Today’s post will be the first of a series of three on this subject. In the next two weeks we’ll explore some solutions; today we’ll get started by asking and answering two questions: (1st) What does the phenomenon of the ill-fitting staff member look like? and (2nd) How does the phenomenon of the ill-fitting staff member happen?
We’ll deal with them together in the form of true stories (with details altered to protect the individuals and churches involved). BTW: I could share many more.
(1) Associate Pastor Susan is a fine Christian. There’s no question about that. Everyone in the congregation she has served for decades respects her. She was hired to teach Bible studies, manage ministries and help with pastoral care.
But over the years she’s gotten so good at saying “no” that her job description has morphed into a monstrosity. She decided that she should strictly limit the hours when she is willing to work and that she doesn’t like to manage ministries. She does a lot of hands-on work around the church building and makes herself helpful to many, but she does exactly what she wants to do the way she wants to do it. The senior pastor, who enabled this descent from useful servant to willful employee, is now gone. His successor has inherited the problem known as Susan.
(2) Children’s Ministries Director Bob is as different from Susan as he could be, but just as ill-fitting for his congregation. For a number of years, Bob, who has great gifts and a strong work ethic, worked with a Senior pastor who loved his work and trusted his heart. The senior pastor loved pastoral care and hated administrative tasks. Bob, however, found administration to be a “snap.”

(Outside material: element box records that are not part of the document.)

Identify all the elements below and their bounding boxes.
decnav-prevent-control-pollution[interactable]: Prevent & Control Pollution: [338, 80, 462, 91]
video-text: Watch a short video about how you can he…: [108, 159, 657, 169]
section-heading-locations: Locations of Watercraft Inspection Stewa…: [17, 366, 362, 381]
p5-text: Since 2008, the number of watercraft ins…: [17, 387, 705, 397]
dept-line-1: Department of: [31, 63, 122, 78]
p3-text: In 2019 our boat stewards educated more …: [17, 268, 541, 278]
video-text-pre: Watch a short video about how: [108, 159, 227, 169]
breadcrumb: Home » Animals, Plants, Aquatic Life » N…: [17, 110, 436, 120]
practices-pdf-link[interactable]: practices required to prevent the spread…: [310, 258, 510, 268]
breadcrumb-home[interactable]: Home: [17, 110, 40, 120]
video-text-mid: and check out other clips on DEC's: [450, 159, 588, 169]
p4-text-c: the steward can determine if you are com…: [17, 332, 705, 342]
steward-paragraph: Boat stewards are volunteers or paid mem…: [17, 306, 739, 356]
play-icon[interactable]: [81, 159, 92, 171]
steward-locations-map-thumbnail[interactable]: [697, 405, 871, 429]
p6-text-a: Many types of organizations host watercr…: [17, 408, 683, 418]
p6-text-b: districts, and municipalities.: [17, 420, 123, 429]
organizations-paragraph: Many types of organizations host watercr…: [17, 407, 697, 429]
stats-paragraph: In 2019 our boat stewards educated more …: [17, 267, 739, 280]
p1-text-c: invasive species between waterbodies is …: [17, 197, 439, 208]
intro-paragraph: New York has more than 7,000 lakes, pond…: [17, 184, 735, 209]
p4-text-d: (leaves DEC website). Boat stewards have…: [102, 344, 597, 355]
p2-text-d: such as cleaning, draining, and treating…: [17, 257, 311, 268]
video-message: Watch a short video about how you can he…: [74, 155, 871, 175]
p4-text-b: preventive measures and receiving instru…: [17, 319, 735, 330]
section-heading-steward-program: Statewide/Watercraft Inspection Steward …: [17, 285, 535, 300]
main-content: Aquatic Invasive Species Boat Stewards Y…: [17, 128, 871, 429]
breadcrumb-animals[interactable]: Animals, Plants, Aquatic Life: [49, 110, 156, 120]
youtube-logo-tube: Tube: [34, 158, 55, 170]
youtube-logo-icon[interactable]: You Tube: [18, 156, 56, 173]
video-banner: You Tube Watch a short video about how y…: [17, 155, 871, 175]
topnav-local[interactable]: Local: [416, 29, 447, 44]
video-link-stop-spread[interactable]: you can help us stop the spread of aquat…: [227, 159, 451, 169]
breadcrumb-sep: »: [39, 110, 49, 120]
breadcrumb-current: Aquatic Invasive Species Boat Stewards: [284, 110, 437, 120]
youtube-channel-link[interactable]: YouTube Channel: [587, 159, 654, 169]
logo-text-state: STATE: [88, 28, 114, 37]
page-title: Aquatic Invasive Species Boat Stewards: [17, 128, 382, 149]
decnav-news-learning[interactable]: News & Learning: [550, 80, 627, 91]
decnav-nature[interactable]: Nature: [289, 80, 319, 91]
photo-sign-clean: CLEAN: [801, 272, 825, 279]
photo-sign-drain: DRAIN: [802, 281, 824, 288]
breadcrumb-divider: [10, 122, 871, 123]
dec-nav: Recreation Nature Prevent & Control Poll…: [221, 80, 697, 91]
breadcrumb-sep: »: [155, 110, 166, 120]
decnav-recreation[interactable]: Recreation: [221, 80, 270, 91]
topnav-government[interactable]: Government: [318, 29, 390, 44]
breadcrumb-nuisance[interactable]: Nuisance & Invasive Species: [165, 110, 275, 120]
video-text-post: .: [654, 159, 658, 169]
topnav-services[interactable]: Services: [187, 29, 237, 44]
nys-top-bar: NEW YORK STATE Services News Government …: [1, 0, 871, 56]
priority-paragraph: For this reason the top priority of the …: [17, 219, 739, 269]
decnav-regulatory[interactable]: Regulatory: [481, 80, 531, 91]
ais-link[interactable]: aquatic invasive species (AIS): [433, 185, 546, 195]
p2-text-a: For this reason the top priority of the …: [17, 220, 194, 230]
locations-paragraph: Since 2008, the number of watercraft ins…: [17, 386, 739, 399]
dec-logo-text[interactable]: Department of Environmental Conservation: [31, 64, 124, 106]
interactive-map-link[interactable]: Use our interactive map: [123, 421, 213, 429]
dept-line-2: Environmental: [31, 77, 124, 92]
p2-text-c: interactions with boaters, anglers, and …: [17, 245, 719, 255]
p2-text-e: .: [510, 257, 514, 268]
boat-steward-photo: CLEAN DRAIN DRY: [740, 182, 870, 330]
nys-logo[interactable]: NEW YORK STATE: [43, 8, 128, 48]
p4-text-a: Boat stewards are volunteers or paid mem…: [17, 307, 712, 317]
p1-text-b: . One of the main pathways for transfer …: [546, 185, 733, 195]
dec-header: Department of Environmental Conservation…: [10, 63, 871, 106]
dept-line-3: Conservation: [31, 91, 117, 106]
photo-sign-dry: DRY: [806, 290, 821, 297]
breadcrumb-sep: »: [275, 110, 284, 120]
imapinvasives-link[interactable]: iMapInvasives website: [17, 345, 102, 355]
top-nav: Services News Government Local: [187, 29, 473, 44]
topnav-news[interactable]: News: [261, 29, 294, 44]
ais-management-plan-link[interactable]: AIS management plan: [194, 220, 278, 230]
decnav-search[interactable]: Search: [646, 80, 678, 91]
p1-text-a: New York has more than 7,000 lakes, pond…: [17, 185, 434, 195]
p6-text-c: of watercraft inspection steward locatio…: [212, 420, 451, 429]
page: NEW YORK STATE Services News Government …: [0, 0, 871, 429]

Over time, Bob grew into an effective, unofficial, executive pastor (XP), to the delight of his supervisor and the dismay of a number of people in the congregation who neither liked nor trusted him, viewing him as a power-grabbing interloper who controlled the pastor. Sadly, the church’s new senior leader inherited a staff member with the written job description of a children’s ministries director and an actual job description of an XP – who, incidentally, didn’t think the new pastor should do anything except preach and give pastoral care.
(3) Executive Pastor Kevin is another story altogether. Kevin was hired to preach, teach and manage ministries in a small church with a solo pastor who wanted to give his attention to other pursuits. It wasn’t long before Kevin was found to be an uninspiring preacher and an ineffective ministry manager. His people skills were not very good either, which meant that no one really became endeared to him. What he seemed to do really well was to serve as a board member, but, of course, churches can’t pay people to serve as board members.

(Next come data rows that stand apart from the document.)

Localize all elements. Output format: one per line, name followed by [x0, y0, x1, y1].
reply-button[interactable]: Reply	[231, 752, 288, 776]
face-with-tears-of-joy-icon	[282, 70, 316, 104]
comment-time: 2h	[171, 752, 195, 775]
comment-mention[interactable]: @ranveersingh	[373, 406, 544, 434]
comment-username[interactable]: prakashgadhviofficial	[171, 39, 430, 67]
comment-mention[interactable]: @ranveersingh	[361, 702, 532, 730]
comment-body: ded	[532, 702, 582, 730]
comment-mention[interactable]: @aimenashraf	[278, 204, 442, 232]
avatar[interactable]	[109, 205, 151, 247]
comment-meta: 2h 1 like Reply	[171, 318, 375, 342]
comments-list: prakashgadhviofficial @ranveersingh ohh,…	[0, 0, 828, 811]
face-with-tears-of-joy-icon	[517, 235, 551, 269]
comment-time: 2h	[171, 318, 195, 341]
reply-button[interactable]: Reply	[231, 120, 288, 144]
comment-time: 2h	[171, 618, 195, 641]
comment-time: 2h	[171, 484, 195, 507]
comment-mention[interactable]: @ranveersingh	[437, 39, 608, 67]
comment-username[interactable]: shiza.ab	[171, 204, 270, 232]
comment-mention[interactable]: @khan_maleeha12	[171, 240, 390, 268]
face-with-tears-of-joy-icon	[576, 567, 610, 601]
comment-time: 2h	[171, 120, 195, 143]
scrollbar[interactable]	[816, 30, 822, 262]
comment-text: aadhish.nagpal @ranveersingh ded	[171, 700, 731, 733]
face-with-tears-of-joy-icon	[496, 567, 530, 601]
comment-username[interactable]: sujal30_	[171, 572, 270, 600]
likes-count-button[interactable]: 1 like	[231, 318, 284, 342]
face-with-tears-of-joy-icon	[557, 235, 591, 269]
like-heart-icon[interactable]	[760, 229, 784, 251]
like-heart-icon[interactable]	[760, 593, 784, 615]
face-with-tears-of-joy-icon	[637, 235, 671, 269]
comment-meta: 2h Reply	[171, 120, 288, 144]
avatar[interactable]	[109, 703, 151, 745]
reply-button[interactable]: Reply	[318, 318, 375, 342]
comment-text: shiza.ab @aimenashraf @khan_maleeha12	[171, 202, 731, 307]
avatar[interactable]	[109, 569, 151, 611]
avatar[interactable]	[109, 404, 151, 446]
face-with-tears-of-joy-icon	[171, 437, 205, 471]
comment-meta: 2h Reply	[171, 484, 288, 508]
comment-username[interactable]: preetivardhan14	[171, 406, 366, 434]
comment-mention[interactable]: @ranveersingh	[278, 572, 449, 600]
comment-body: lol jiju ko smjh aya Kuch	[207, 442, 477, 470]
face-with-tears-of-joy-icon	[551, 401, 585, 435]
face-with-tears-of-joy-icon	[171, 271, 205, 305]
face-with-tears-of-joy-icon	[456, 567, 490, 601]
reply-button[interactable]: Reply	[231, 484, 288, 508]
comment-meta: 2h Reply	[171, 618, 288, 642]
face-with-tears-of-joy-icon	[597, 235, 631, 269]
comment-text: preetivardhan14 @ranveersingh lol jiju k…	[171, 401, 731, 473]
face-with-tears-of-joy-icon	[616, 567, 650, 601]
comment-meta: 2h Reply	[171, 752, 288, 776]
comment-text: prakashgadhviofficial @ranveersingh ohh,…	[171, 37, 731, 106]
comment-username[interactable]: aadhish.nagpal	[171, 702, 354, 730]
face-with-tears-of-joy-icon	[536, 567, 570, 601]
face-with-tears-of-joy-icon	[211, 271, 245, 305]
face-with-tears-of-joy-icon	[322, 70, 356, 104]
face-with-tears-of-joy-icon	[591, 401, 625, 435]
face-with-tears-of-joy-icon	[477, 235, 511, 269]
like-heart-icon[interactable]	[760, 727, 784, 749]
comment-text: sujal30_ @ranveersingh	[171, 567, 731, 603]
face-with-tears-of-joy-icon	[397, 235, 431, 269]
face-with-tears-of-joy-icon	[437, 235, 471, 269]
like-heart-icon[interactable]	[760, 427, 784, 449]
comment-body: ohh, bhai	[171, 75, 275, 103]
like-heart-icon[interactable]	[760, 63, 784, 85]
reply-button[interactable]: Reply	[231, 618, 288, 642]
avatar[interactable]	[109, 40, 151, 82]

(4) Linda’s story might be the most unusual of the six I’m sharing. Everyone thought she’d be a wonderful youth director in a church which was dominated by seniors and pretty much bereft of youth. As it turned out, her youth ministry skills were minimal, while her senior citizen ministry skills were off the charts. This under-100-in-attendance church ended up with a senior pastor who didn’t need to do much shepherding care among his aging flock because his youth director was doing it all! When the senior pastor resigned, the church found itself with a highly dysfunctional situation: a part time salary to offer a new senior pastor with a part time youth director caring for seniors.
(5 & 6) Finally, I offer you a compound-story of two staff members in two churches. In both of them the staff members were discovered – over time – to have mental illness challenges which increasingly limited their usefulness to their churches while steadily increasing the pity and loyalty of their fellow church members. Both situations eventually became nightmare scenarios for the senior pastors and church boards which eventually had to gently bring the employment of these troubled brothers to an end, while enduring the criticism of those who objected that “you can’t kick troubled family members out of the church family.”

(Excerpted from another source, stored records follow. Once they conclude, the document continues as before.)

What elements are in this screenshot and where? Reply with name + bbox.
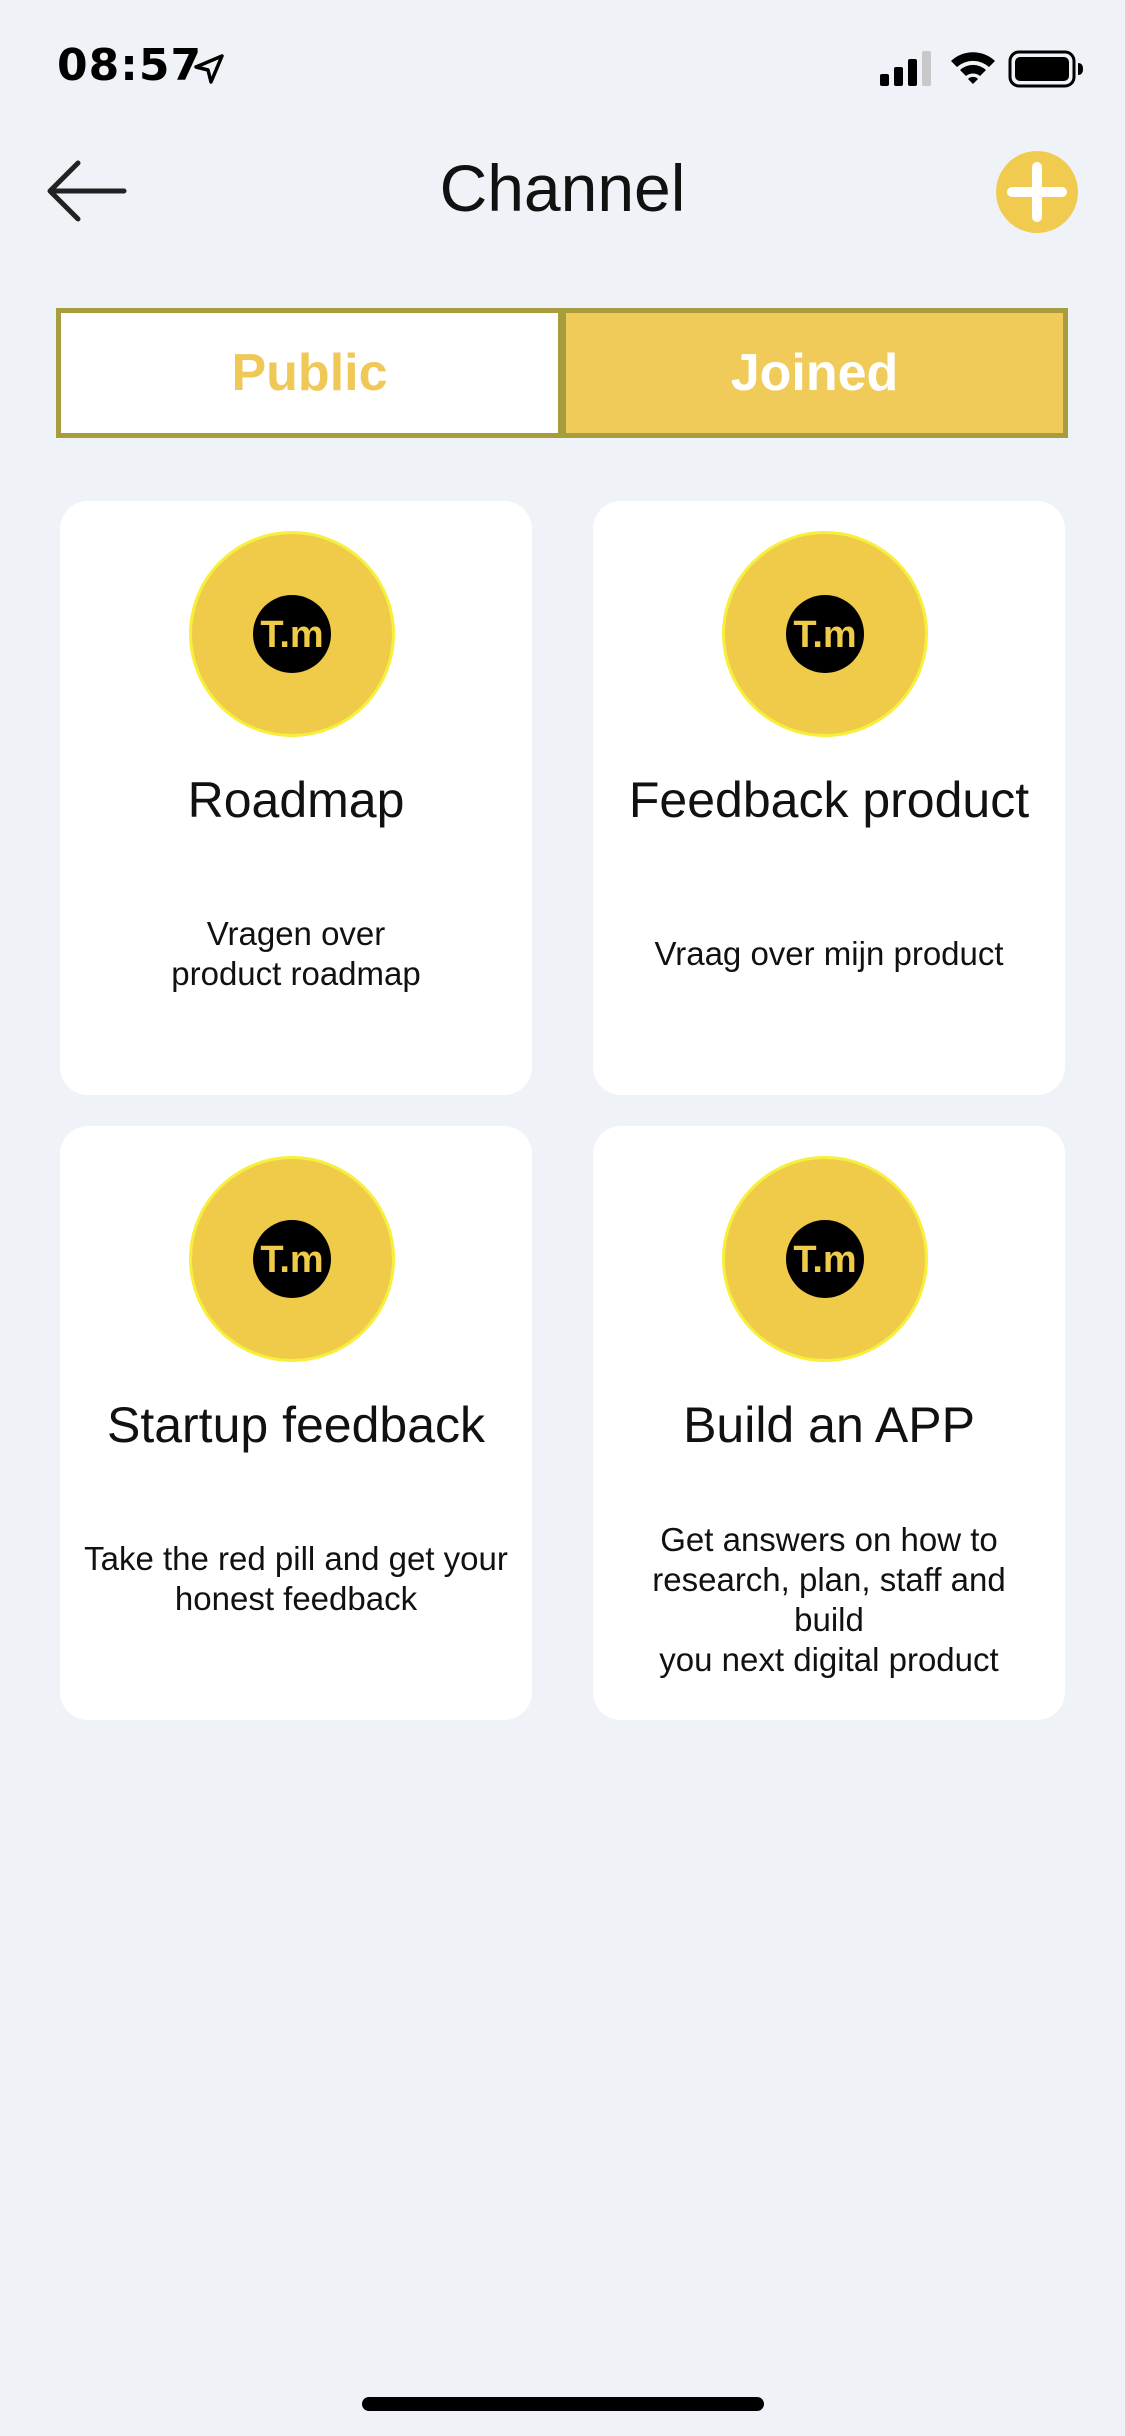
channel-avatar: T.m xyxy=(189,531,395,737)
battery-icon xyxy=(1008,50,1083,88)
tab-joined[interactable]: Joined xyxy=(566,313,1063,433)
channel-title: Roadmap xyxy=(187,772,405,828)
channel-title: Build an APP xyxy=(683,1397,975,1453)
channel-card-roadmap[interactable]: T.m Roadmap Vragen over product roadmap xyxy=(60,501,532,1095)
description-line: research, plan, staff and build xyxy=(652,1561,1006,1638)
wifi-icon xyxy=(951,52,995,84)
description-line: honest feedback xyxy=(174,1580,418,1617)
channel-title: Startup feedback xyxy=(106,1397,486,1453)
tm-logo-icon: T.m xyxy=(253,595,331,673)
plus-icon xyxy=(1007,162,1067,222)
channel-description: Vraag over mijn product xyxy=(613,934,1045,974)
svg-text:T.m: T.m xyxy=(793,1239,856,1281)
channel-title: Feedback product xyxy=(628,772,1030,828)
description-line: Vragen over xyxy=(206,915,386,952)
tab-public[interactable]: Public xyxy=(61,313,558,433)
channel-avatar: T.m xyxy=(722,1156,928,1362)
description-line: Vraag over mijn product xyxy=(654,935,1004,972)
channel-description: Take the red pill and get your honest fe… xyxy=(80,1539,512,1619)
tm-logo-icon: T.m xyxy=(253,1220,331,1298)
page-title: Channel xyxy=(439,151,686,225)
description-line: product roadmap xyxy=(171,955,421,992)
description-line: you next digital product xyxy=(659,1641,999,1678)
tm-logo-icon: T.m xyxy=(786,595,864,673)
channel-tabs: Public Joined xyxy=(56,308,1068,438)
cellular-signal-icon xyxy=(880,51,931,86)
description-line: Take the red pill and get your xyxy=(84,1540,508,1577)
channel-card-startup-feedback[interactable]: T.m Startup feedback Take the red pill a… xyxy=(60,1126,532,1720)
channel-description: Vragen over product roadmap xyxy=(80,914,512,994)
description-line: Get answers on how to xyxy=(660,1521,998,1558)
status-bar: 08:57 xyxy=(0,0,1125,140)
svg-text:T.m: T.m xyxy=(260,614,323,656)
channel-avatar: T.m xyxy=(722,531,928,737)
svg-text:T.m: T.m xyxy=(793,614,856,656)
channel-card-build-an-app[interactable]: T.m Build an APP Get answers on how to r… xyxy=(593,1126,1065,1720)
channel-card-feedback-product[interactable]: T.m Feedback product Vraag over mijn pro… xyxy=(593,501,1065,1095)
tm-logo-icon: T.m xyxy=(786,1220,864,1298)
add-channel-button[interactable] xyxy=(996,151,1078,233)
channel-avatar: T.m xyxy=(189,1156,395,1362)
home-indicator[interactable] xyxy=(362,2397,764,2411)
location-arrow-icon xyxy=(194,54,224,84)
channel-description: Get answers on how to research, plan, st… xyxy=(613,1520,1045,1680)
svg-text:T.m: T.m xyxy=(260,1239,323,1281)
status-time: 08:57 xyxy=(57,40,203,91)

- All of these dysfunctional situations developed over time. None of the six individuals were seen to be ill-fitting initially. The increase of the dysfunction, in some of these cases, was so gradual as to be almost imperceptible.
- All of these scenarios were – to some extent – the fault of senior pastors who allowed them to develop. In every case, meaningful accountability – with job descriptions, coaching and periodic reviews – were non-existent.
- Each of the situations were complicated by the wonderful family-functioning of small churches: close ties between these staff members and their church families made it excruciatingly difficult for pastors or boards to take the needed corrective actions.
- Each of them resulted in financial waste for their churches. In some of these scenarios, the congregations could have greatly benefited from ministry in truly needful areas.
- All of them eventually became painful dilemmas for leaders who inherited them from others.